Cross-subsidies. These are the traditional loss-leaders well known to retailers. The idea here is that you give away one product (or portion of a product) in the pursuit of charging higher prices on others. So money-losing sale offers in the supermarket, low-priced CD’s at Wal-Mart or toasters at the bank are all provided to get you to actually buy the more expensive offers. The key assumptions to watch for here are that customers actually are open to cross-purchasing. Not always true. When Wal-Mart went into Germany, for instance, they discovered (much to their dismay) that German shoppers are happy to engage in ‘basket splitting’ – meaning they will go to multiple stores and scoop up the low priced items only, rather than buying everything from one place. Wal Mart eventually had to make a rather humiliating exit from that market. Ironically, business books fall into this category too.

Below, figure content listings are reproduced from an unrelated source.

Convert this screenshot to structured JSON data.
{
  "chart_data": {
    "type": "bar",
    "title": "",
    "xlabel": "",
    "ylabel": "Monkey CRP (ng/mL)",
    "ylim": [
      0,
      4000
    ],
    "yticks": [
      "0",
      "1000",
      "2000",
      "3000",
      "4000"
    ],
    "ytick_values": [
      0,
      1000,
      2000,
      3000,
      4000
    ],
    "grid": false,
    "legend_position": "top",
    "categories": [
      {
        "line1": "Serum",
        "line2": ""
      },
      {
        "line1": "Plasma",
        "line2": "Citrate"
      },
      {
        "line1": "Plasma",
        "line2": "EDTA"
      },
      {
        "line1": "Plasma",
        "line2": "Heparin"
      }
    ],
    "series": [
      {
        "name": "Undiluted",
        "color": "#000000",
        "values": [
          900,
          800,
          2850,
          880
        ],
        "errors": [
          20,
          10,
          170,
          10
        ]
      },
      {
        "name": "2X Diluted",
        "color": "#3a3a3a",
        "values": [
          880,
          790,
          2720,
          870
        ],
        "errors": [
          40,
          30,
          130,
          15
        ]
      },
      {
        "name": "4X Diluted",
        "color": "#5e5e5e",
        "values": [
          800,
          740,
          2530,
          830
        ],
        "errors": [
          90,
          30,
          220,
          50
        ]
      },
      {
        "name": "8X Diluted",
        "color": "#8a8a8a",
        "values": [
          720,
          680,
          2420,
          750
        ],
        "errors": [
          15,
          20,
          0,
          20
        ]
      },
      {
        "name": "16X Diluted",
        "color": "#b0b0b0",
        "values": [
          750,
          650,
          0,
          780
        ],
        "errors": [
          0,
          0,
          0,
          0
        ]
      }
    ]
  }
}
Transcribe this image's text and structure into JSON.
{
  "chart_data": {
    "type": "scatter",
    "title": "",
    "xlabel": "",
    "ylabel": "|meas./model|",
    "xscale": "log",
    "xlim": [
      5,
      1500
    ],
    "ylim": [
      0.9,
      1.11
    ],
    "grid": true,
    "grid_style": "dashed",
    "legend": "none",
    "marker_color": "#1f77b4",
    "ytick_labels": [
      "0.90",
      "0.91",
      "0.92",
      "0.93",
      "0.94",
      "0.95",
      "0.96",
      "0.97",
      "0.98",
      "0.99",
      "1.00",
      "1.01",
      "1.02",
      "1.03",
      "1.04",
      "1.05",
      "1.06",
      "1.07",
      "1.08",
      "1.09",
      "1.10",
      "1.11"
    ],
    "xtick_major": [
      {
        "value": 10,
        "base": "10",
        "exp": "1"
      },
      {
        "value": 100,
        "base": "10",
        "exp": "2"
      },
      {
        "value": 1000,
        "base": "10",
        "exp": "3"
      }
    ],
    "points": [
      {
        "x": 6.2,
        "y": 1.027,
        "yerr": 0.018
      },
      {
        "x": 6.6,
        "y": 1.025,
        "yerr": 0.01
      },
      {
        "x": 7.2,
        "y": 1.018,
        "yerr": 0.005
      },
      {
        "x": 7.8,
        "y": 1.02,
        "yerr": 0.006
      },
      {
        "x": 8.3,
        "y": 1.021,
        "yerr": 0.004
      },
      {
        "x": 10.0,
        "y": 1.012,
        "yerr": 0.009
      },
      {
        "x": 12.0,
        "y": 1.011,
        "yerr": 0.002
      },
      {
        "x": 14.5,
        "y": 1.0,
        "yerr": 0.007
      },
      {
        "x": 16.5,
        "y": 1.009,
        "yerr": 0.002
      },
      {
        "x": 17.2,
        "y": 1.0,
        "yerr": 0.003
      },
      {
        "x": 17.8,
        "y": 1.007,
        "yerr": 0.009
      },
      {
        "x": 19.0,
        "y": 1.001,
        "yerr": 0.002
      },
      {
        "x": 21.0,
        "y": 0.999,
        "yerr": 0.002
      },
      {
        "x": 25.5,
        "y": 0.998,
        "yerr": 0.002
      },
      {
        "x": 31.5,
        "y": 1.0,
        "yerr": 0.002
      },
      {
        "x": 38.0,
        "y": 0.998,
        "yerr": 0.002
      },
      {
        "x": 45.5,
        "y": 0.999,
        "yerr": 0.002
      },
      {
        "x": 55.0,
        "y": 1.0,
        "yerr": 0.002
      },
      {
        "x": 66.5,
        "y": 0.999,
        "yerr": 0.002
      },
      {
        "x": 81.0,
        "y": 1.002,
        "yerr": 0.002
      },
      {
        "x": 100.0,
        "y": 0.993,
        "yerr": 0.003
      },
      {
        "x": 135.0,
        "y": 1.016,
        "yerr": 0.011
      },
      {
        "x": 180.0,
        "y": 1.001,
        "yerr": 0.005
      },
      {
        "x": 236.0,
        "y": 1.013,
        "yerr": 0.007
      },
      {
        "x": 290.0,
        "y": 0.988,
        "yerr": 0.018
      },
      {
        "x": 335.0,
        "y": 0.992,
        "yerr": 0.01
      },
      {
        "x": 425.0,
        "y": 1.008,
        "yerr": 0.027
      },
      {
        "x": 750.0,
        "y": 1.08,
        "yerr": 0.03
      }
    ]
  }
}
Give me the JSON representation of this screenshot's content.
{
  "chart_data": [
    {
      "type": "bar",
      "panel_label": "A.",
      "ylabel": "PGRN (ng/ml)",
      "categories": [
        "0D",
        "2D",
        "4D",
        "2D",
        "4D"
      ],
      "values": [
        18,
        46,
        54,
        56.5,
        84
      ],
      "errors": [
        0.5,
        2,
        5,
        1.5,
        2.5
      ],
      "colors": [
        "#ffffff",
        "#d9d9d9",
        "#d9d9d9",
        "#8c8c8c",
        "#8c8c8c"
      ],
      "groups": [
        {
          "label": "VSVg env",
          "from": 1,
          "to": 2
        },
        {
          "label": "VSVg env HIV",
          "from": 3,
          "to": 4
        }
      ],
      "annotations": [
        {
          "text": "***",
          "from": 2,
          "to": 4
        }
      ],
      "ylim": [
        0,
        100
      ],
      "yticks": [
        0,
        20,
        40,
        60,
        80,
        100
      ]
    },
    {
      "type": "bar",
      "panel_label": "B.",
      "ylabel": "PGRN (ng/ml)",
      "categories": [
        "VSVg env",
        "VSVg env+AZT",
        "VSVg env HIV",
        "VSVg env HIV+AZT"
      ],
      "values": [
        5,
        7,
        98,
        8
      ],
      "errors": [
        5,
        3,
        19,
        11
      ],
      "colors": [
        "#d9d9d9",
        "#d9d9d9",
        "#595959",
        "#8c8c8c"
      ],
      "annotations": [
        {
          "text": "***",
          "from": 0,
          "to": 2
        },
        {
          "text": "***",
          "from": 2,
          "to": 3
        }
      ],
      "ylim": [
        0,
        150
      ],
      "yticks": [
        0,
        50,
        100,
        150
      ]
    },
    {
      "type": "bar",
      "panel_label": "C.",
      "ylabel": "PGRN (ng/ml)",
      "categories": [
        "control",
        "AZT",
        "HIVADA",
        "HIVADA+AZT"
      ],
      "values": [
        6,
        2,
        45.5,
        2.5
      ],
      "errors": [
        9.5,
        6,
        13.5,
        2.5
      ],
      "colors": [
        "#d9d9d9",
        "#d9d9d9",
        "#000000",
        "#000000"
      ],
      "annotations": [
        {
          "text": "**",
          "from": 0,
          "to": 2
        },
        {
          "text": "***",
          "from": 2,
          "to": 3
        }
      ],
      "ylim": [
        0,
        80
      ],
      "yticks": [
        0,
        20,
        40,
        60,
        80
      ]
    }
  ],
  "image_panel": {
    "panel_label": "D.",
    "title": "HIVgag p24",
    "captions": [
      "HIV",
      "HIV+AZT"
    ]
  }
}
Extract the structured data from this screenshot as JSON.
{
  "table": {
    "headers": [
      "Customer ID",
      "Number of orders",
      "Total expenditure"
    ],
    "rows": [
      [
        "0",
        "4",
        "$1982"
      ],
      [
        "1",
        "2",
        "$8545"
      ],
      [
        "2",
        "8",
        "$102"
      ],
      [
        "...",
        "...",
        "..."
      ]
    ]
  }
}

Very few people make a lot of money on business book sales—instead, the real money comes from speaking and consulting work.
Zero marginal cost. Software distributed over the web and digital music would fall into this category. While there is a cost to create the initial offer, the cost of distributing it broadly is very low. Sometimes, the free good is actually a come-on for another item. For instance, while it may be impossible for a singer to limit the distribution of songs in digital form, they may actually make their money on concert sales (a variant on the cross-subsidy idea).
Labor Exchange. In this model, marketers offer you something for free in exchange for your providing information or assistance to them. Anderson uses the example of Google providing ‘free’ directory assistance because they can use the calls to improve their voice-recognition technology, potentially opening the way to a huge market down the road.
Gift economy. In this model, things are given away for free out of altruism or because people simply enjoy doing the work required to create the goods. The classic examples here would be open-source software and Wikipedia entries. People voluntarily create and consume the free good.
While there is still room in the economy for premium-priced real goods, the ‘free’ based business models are becoming a force to be reckoned with.